We argue that a model that forces comparisons to be between equally-circumstanced schools and teachers – which we describe as a “proportional” model – is best-suited to achieve these policy objectives. The conceptual appeal of the proportional approach is that it fully levels the playing field between high- and low-poverty schools. In contrast, some other growth models have been shown to produce estimates that are consistently associated with the characteristics of students being served (e.g., Student Growth Percentiles).
However, while the proportional approach appeals to an intuitive sense of “fairness” for some, others rightly point out that it might be unfair to enforce proportionality through the structure of a growth model, and that a proportional evaluation system could generate inaccurate teacher ratings. Based on empirical evidence from a number of studies (e.g., see here and here), the concern is that schools serving advantaged students, and teachers at those schools, are more effective than those serving disadvantaged students, a fact that would not be captured by the output from a proportional model. As noted in Dr. Di Carlo’s original blog post, this is a plausible hypothesis for a variety of reasons related to the differences between high- and low-poverty schools in terms of resources, labor-market access, etc. (although it is difficult to confirm this hypothesis based on available data and models).
My co-author Jiaxi Li and I tackle this concern head-on in a new paper. We empirically evaluate the relative merits of using a proportional model – i.e., one that “levels the playing field” by design – and we do so by first simulating data in which teachers in more-advantaged circumstances are more effective than those in disadvantaged circumstances (in terms of “true” value-added, which we can only observe because we simulate it).
(Note that if this is not the case, the argument in favor of proportionality becomes much easier to make because it suggests that other models produce biased estimates.)
Using a proportional model in this situation could potentially lead to negative outcomes, because the model by its design forces there to be an equal share of teachers removed from both high- and low-poverty schools.

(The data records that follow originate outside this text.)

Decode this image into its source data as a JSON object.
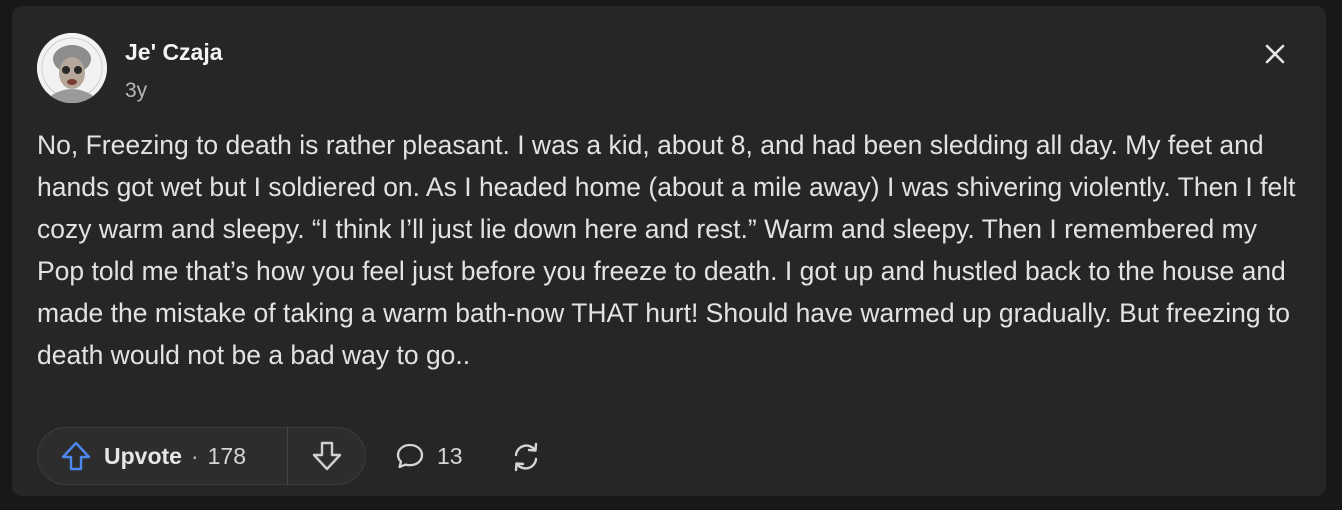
{
  "post": {
    "author": "Je' Czaja",
    "age": "3y",
    "body": "No, Freezing to death is rather pleasant. I was a kid, about 8, and had been sledding all day. My feet and hands got wet but I soldiered on. As I headed home (about a mile away) I was shivering violently. Then I felt cozy warm and sleepy. “I think I’ll just lie down here and rest.” Warm and sleepy. Then I remembered my Pop told me that’s how you feel just before you freeze to death. I got up and hustled back to the house and made the mistake of taking a warm bath-now THAT hurt! Should have warmed up gradually. But freezing to death would not be a bad way to go.."
  },
  "actions": {
    "upvote_label": "Upvote",
    "separator": "·",
    "upvote_count": "178",
    "comment_count": "13"
  },
  "icons": {
    "close": "close-icon",
    "upvote": "arrow-up-icon",
    "downvote": "arrow-down-icon",
    "comment": "comment-icon",
    "share": "repost-icon"
  },
  "colors": {
    "background": "#181818",
    "card": "#262626",
    "upvote_accent": "#4b87ee",
    "text": "#e2e2e2"
  }
}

Since we know that advantaged schools actually have better teachers in our simulated data, the proportional model will result in the removal of teachers who are, on average, more effective than the teachers removed using a model that does not impose proportionality. In other words, forcing the model to “equalize” outcomes between high- and low-poverty schools means that teachers in low-poverty schools may still be identified as ineffective even if they have a higher “true” value-added than some of their counterparts in high-poverty schools who are not identified.
We ask whether enforcing proportionality in this situation and using the model to inform decisions about teacher removals leads to better or worse test-based outcomes for students.

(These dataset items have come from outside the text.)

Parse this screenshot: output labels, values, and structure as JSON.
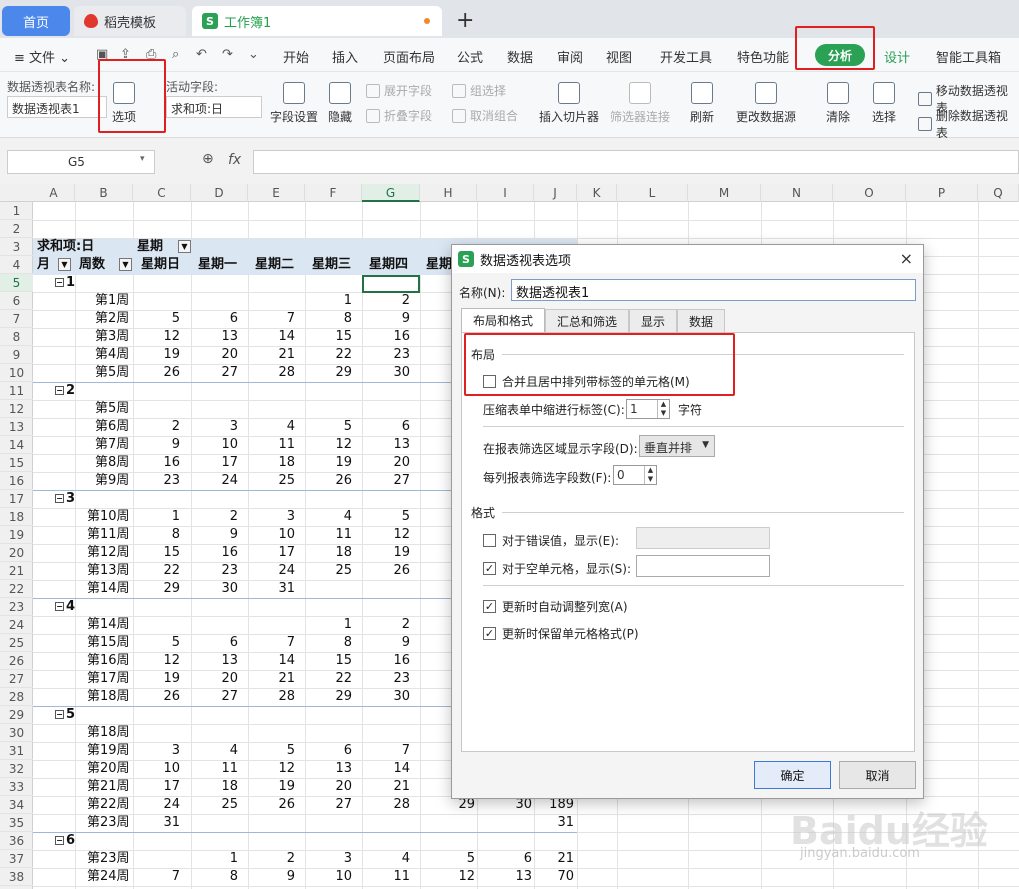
{
  "tabs": {
    "home": "首页",
    "templates": "稻壳模板",
    "workbook": "工作簿1",
    "new_tab": "+"
  },
  "menu": {
    "file": "文件",
    "items": [
      "开始",
      "插入",
      "页面布局",
      "公式",
      "数据",
      "审阅",
      "视图",
      "开发工具",
      "特色功能"
    ],
    "analyze": "分析",
    "design": "设计",
    "smart": "智能工具箱"
  },
  "ribbon": {
    "pivot_name_label": "数据透视表名称:",
    "pivot_name_value": "数据透视表1",
    "options": "选项",
    "active_field_label": "活动字段:",
    "active_field_value": "求和项:日",
    "field_settings": "字段设置",
    "hide": "隐藏",
    "expand_field": "展开字段",
    "collapse_field": "折叠字段",
    "group_selection": "组选择",
    "ungroup": "取消组合",
    "insert_slicer": "插入切片器",
    "filter_connections": "筛选器连接",
    "refresh": "刷新",
    "change_source": "更改数据源",
    "clear": "清除",
    "select": "选择",
    "move_pivot": "移动数据透视表",
    "delete_pivot": "删除数据透视表"
  },
  "formula_bar": {
    "cell_ref": "G5",
    "fx": "fx",
    "formula": ""
  },
  "columns": [
    "A",
    "B",
    "C",
    "D",
    "E",
    "F",
    "G",
    "H",
    "I",
    "J",
    "K",
    "L",
    "M",
    "N",
    "O",
    "P",
    "Q"
  ],
  "rows": [
    "1",
    "2",
    "3",
    "4",
    "5",
    "6",
    "7",
    "8",
    "9",
    "10",
    "11",
    "12",
    "13",
    "14",
    "15",
    "16",
    "17",
    "18",
    "19",
    "20",
    "21",
    "22",
    "23",
    "24",
    "25",
    "26",
    "27",
    "28",
    "29",
    "30",
    "31",
    "32",
    "33",
    "34",
    "35",
    "36",
    "37",
    "38"
  ],
  "pivot": {
    "sum_label": "求和项:日",
    "col_field": "星期",
    "row_field1": "月",
    "row_field2": "周数",
    "day_headers": [
      "星期日",
      "星期一",
      "星期二",
      "星期三",
      "星期四",
      "星期"
    ],
    "rows": [
      {
        "group": "1"
      },
      {
        "week": "第1周",
        "vals": [
          "",
          "",
          "",
          "1",
          "2"
        ]
      },
      {
        "week": "第2周",
        "vals": [
          "5",
          "6",
          "7",
          "8",
          "9"
        ]
      },
      {
        "week": "第3周",
        "vals": [
          "12",
          "13",
          "14",
          "15",
          "16"
        ]
      },
      {
        "week": "第4周",
        "vals": [
          "19",
          "20",
          "21",
          "22",
          "23"
        ]
      },
      {
        "week": "第5周",
        "vals": [
          "26",
          "27",
          "28",
          "29",
          "30"
        ]
      },
      {
        "group": "2"
      },
      {
        "week": "第5周",
        "vals": [
          "",
          "",
          "",
          "",
          ""
        ]
      },
      {
        "week": "第6周",
        "vals": [
          "2",
          "3",
          "4",
          "5",
          "6"
        ]
      },
      {
        "week": "第7周",
        "vals": [
          "9",
          "10",
          "11",
          "12",
          "13"
        ]
      },
      {
        "week": "第8周",
        "vals": [
          "16",
          "17",
          "18",
          "19",
          "20"
        ]
      },
      {
        "week": "第9周",
        "vals": [
          "23",
          "24",
          "25",
          "26",
          "27"
        ]
      },
      {
        "group": "3"
      },
      {
        "week": "第10周",
        "vals": [
          "1",
          "2",
          "3",
          "4",
          "5"
        ]
      },
      {
        "week": "第11周",
        "vals": [
          "8",
          "9",
          "10",
          "11",
          "12"
        ]
      },
      {
        "week": "第12周",
        "vals": [
          "15",
          "16",
          "17",
          "18",
          "19"
        ]
      },
      {
        "week": "第13周",
        "vals": [
          "22",
          "23",
          "24",
          "25",
          "26"
        ]
      },
      {
        "week": "第14周",
        "vals": [
          "29",
          "30",
          "31",
          "",
          ""
        ]
      },
      {
        "group": "4"
      },
      {
        "week": "第14周",
        "vals": [
          "",
          "",
          "",
          "1",
          "2"
        ]
      },
      {
        "week": "第15周",
        "vals": [
          "5",
          "6",
          "7",
          "8",
          "9"
        ]
      },
      {
        "week": "第16周",
        "vals": [
          "12",
          "13",
          "14",
          "15",
          "16"
        ]
      },
      {
        "week": "第17周",
        "vals": [
          "19",
          "20",
          "21",
          "22",
          "23"
        ]
      },
      {
        "week": "第18周",
        "vals": [
          "26",
          "27",
          "28",
          "29",
          "30"
        ]
      },
      {
        "group": "5"
      },
      {
        "week": "第18周",
        "vals": [
          "",
          "",
          "",
          "",
          ""
        ]
      },
      {
        "week": "第19周",
        "vals": [
          "3",
          "4",
          "5",
          "6",
          "7"
        ]
      },
      {
        "week": "第20周",
        "vals": [
          "10",
          "11",
          "12",
          "13",
          "14"
        ]
      },
      {
        "week": "第21周",
        "vals": [
          "17",
          "18",
          "19",
          "20",
          "21"
        ]
      },
      {
        "week": "第22周",
        "vals": [
          "24",
          "25",
          "26",
          "27",
          "28"
        ],
        "extra": [
          "29",
          "30",
          "189"
        ]
      },
      {
        "week": "第23周",
        "vals": [
          "31",
          "",
          "",
          "",
          ""
        ],
        "extra": [
          "",
          "",
          "31"
        ]
      },
      {
        "group": "6"
      },
      {
        "week": "第23周",
        "vals": [
          "",
          "1",
          "2",
          "3",
          "4"
        ],
        "extra": [
          "5",
          "6",
          "21"
        ]
      },
      {
        "week": "第24周",
        "vals": [
          "7",
          "8",
          "9",
          "10",
          "11"
        ],
        "extra": [
          "12",
          "13",
          "70"
        ]
      }
    ]
  },
  "dialog": {
    "title": "数据透视表选项",
    "close": "×",
    "name_label": "名称(N):",
    "name_value": "数据透视表1",
    "tabs": [
      "布局和格式",
      "汇总和筛选",
      "显示",
      "数据"
    ],
    "layout_section": "布局",
    "merge_center": "合并且居中排列带标签的单元格(M)",
    "indent_label": "压缩表单中缩进行标签(C):",
    "indent_value": "1",
    "indent_unit": "字符",
    "filter_area_label": "在报表筛选区域显示字段(D):",
    "filter_area_value": "垂直并排",
    "fields_per_col_label": "每列报表筛选字段数(F):",
    "fields_per_col_value": "0",
    "format_section": "格式",
    "error_label": "对于错误值，显示(E):",
    "empty_label": "对于空单元格，显示(S):",
    "autofit_label": "更新时自动调整列宽(A)",
    "preserve_label": "更新时保留单元格格式(P)",
    "ok": "确定",
    "cancel": "取消"
  },
  "watermark": {
    "brand": "Baidu经验",
    "url": "jingyan.baidu.com"
  },
  "colors": {
    "wps_green": "#2aa154",
    "highlight_red": "#e02020",
    "tab_blue": "#4c87ec"
  }
}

Interestingly, we find that proportional policies do not result in worse outcomes for students. This is because all of the reasons that lead to systematic differences in effectiveness for incumbent teachers in high- versus low-poverty schools also lead to systematic differences in effectiveness for replacement teachers in these schools.
Put differently, while the proportional model results in the removal of more teachers from low-poverty schools, who are of higher quality on average, than would be the case under a model that does not account for school poverty, it also results in the hiring of more teachers into positions at low-poverty schools (where these hires are of higher average value-added as well).

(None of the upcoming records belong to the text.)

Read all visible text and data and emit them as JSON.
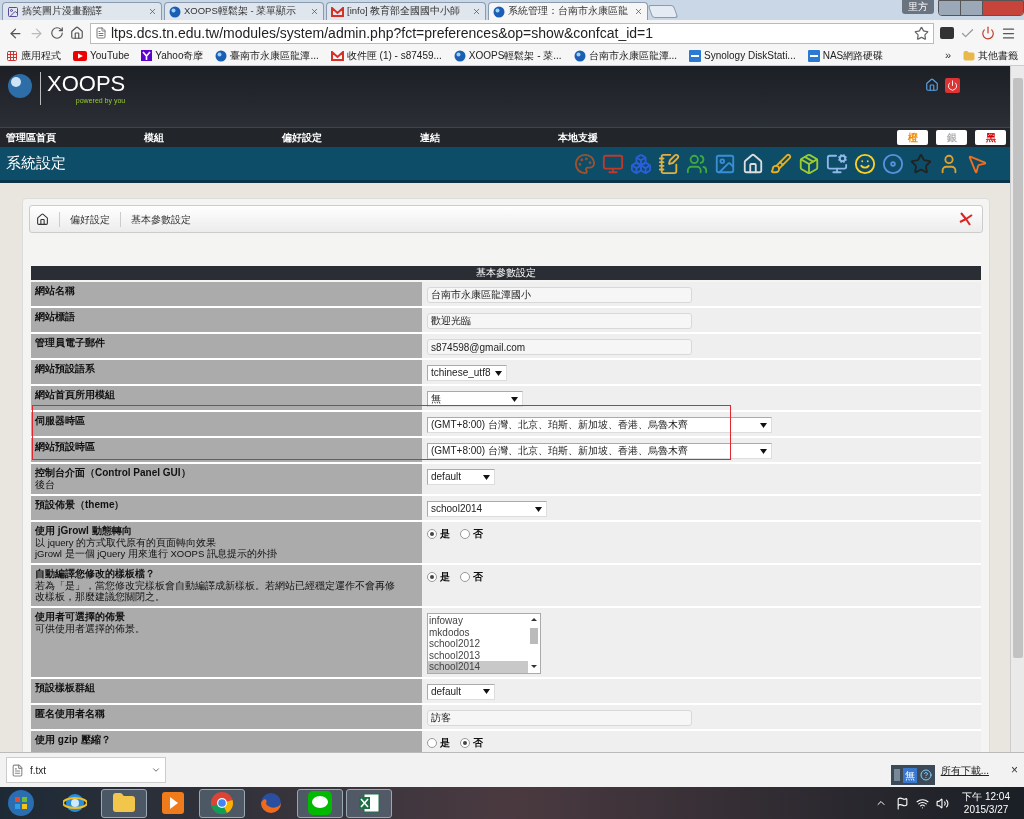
{
  "browser_tabs": [
    {
      "title": "搞笑圖片漫畫翻譯",
      "kind": "image",
      "selected": false
    },
    {
      "title": "XOOPS輕鬆架 - 菜單顯示",
      "kind": "globe",
      "selected": false
    },
    {
      "title": "[info] 教育部全國國中小師",
      "kind": "gmail",
      "selected": false
    },
    {
      "title": "系統管理：台南市永康區龍",
      "kind": "globe",
      "selected": true
    }
  ],
  "profile": "里方",
  "address": {
    "url": "ltps.dcs.tn.edu.tw/modules/system/admin.php?fct=preferences&op=show&confcat_id=1"
  },
  "bookmarks": [
    {
      "label": "應用程式",
      "kind": "apps"
    },
    {
      "label": "YouTube",
      "kind": "youtube"
    },
    {
      "label": "Yahoo奇摩",
      "kind": "yahoo"
    },
    {
      "label": "臺南市永康區龍潭...",
      "kind": "globe"
    },
    {
      "label": "收件匣 (1) - s87459...",
      "kind": "gmail"
    },
    {
      "label": "XOOPS輕鬆架 - 菜...",
      "kind": "globe"
    },
    {
      "label": "台南市永康區龍潭...",
      "kind": "globe"
    },
    {
      "label": "Synology DiskStati...",
      "kind": "dsm"
    },
    {
      "label": "NAS網路硬碟",
      "kind": "dsm"
    }
  ],
  "bookmarks_more": "»",
  "other_bookmarks": "其他書籤",
  "header": {
    "logo": "XOOPS",
    "tagline": "powered by you"
  },
  "nav": {
    "items": [
      "管理區首頁",
      "模組",
      "偏好設定",
      "連結",
      "本地支援"
    ],
    "themes": [
      {
        "label": "橙",
        "color": "#f08c00"
      },
      {
        "label": "銀",
        "color": "#b0b0b0"
      },
      {
        "label": "黑",
        "color": "#d40000"
      }
    ]
  },
  "page_title": "系統設定",
  "breadcrumb": [
    "偏好設定",
    "基本參數設定"
  ],
  "settings": {
    "title": "基本參數設定",
    "rows": [
      {
        "label": "網站名稱",
        "kind": "text",
        "value": "台南市永康區龍潭國小",
        "highlighted": false
      },
      {
        "label": "網站標語",
        "kind": "text",
        "value": "歡迎光臨",
        "highlighted": false
      },
      {
        "label": "管理員電子郵件",
        "kind": "text",
        "value": "s874598@gmail.com",
        "highlighted": false
      },
      {
        "label": "網站預設語系",
        "kind": "select",
        "value": "tchinese_utf8",
        "highlighted": false
      },
      {
        "label": "網站首頁所用模組",
        "kind": "select",
        "value": "無",
        "highlighted": false
      },
      {
        "label": "伺服器時區",
        "kind": "select",
        "value": "(GMT+8:00) 台灣、北京、珀斯、新加坡、香港、烏魯木齊",
        "highlighted": true
      },
      {
        "label": "網站預設時區",
        "kind": "select",
        "value": "(GMT+8:00) 台灣、北京、珀斯、新加坡、香港、烏魯木齊",
        "highlighted": true
      },
      {
        "label": "控制台介面（Control Panel GUI）",
        "description": [
          "後台"
        ],
        "kind": "select",
        "value": "default",
        "highlighted": false
      },
      {
        "label": "預設佈景（theme）",
        "kind": "select",
        "value": "school2014",
        "highlighted": false
      },
      {
        "label": "使用 jGrowl 動態轉向",
        "description": [
          "以 jquery 的方式取代原有的頁面轉向效果",
          "jGrowl 是一個 jQuery 用來進行 XOOPS 訊息提示的外掛"
        ],
        "kind": "radio",
        "options": [
          {
            "label": "是",
            "selected": true
          },
          {
            "label": "否",
            "selected": false
          }
        ],
        "highlighted": false
      },
      {
        "label": "自動編譯您修改的樣板檔？",
        "description": [
          "若為「是」，當您修改完樣板會自動編譯成新樣板。若網站已經穩定運作不會再修改樣板，那麼建議您關閉之。"
        ],
        "kind": "radio",
        "options": [
          {
            "label": "是",
            "selected": true
          },
          {
            "label": "否",
            "selected": false
          }
        ],
        "highlighted": false
      },
      {
        "label": "使用者可選擇的佈景",
        "description": [
          "可供使用者選擇的佈景。"
        ],
        "kind": "listbox",
        "options": [
          {
            "label": "infoway",
            "selected": false
          },
          {
            "label": "mkdodos",
            "selected": false
          },
          {
            "label": "school2012",
            "selected": false
          },
          {
            "label": "school2013",
            "selected": false
          },
          {
            "label": "school2014",
            "selected": true
          }
        ],
        "highlighted": false
      },
      {
        "label": "預設樣板群組",
        "kind": "select",
        "value": "default",
        "highlighted": false
      },
      {
        "label": "匿名使用者名稱",
        "kind": "text",
        "value": "訪客",
        "highlighted": false
      },
      {
        "label": "使用 gzip 壓縮？",
        "kind": "radio",
        "options": [
          {
            "label": "是",
            "selected": false
          },
          {
            "label": "否",
            "selected": true
          }
        ],
        "highlighted": false
      }
    ]
  },
  "downloads": {
    "file": "f.txt",
    "show_all": "所有下載...",
    "close": "×",
    "ime": "無"
  },
  "taskbar": {
    "apps": [
      {
        "kind": "ie",
        "running": false
      },
      {
        "kind": "folder",
        "running": true
      },
      {
        "kind": "media",
        "running": false
      },
      {
        "kind": "chrome",
        "running": true
      },
      {
        "kind": "firefox",
        "running": false
      },
      {
        "kind": "line",
        "running": true
      },
      {
        "kind": "excel",
        "running": true
      }
    ],
    "time": "下午 12:04",
    "date": "2015/3/27"
  }
}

In short, then, when we take labor dynamics – i.e., the quality of replacements – seriously, proportionality has the potential to offer the policy benefits that we discuss in the original paper without harming workforce quality overall.
The results from our new paper, built around a hypothetical removal policy targeted at the least effective teachers, will translate directly to a symmetric retention-bonus policy targeted at retaining highly effective teachers.
A proportional retention-bonus system would spread state- or district-level rewards evenly across teachers in different circumstances rather than disproportionately awarding them to teachers in low-poverty schools.
It is also important to recognize that although our analysis is rooted in test-based evaluation metrics, our findings will generalize to other, non-test-based metrics including classroom observations, student surveys, etc. Emerging evidence indicates that there are systematic differences in teacher ratings based on these alternative metrics across schooling environments. The possibility of imposing proportionality on classroom observation scores and other non-test-based metrics should be given careful consideration as evaluation systems continue to come online.
Our work on proportionality is far from the last word on the topic – in fact, it is more like the first word. We began the conversation by highlighting a number of policy benefits that can result from the implementation of an educational evaluation system that enforces proportionality, and showed that significant costs of such a system, at least along the most obvious dimensions, seem unlikely.
Still, like anything else, proportional models have their limitations and implementation challenges. Our goal with this work is not to assert that proportional evaluations are clearly superior to all available alternatives. Instead, we have the more modest objective of simply bringing the idea to the table for serious discussion. Proportional evaluations should be viewed as a viable alternative for administrators charged with developing and implementing educational evaluation systems, and their strengths and weaknesses should be considered side-by-side with other available options.
- Cory Koedel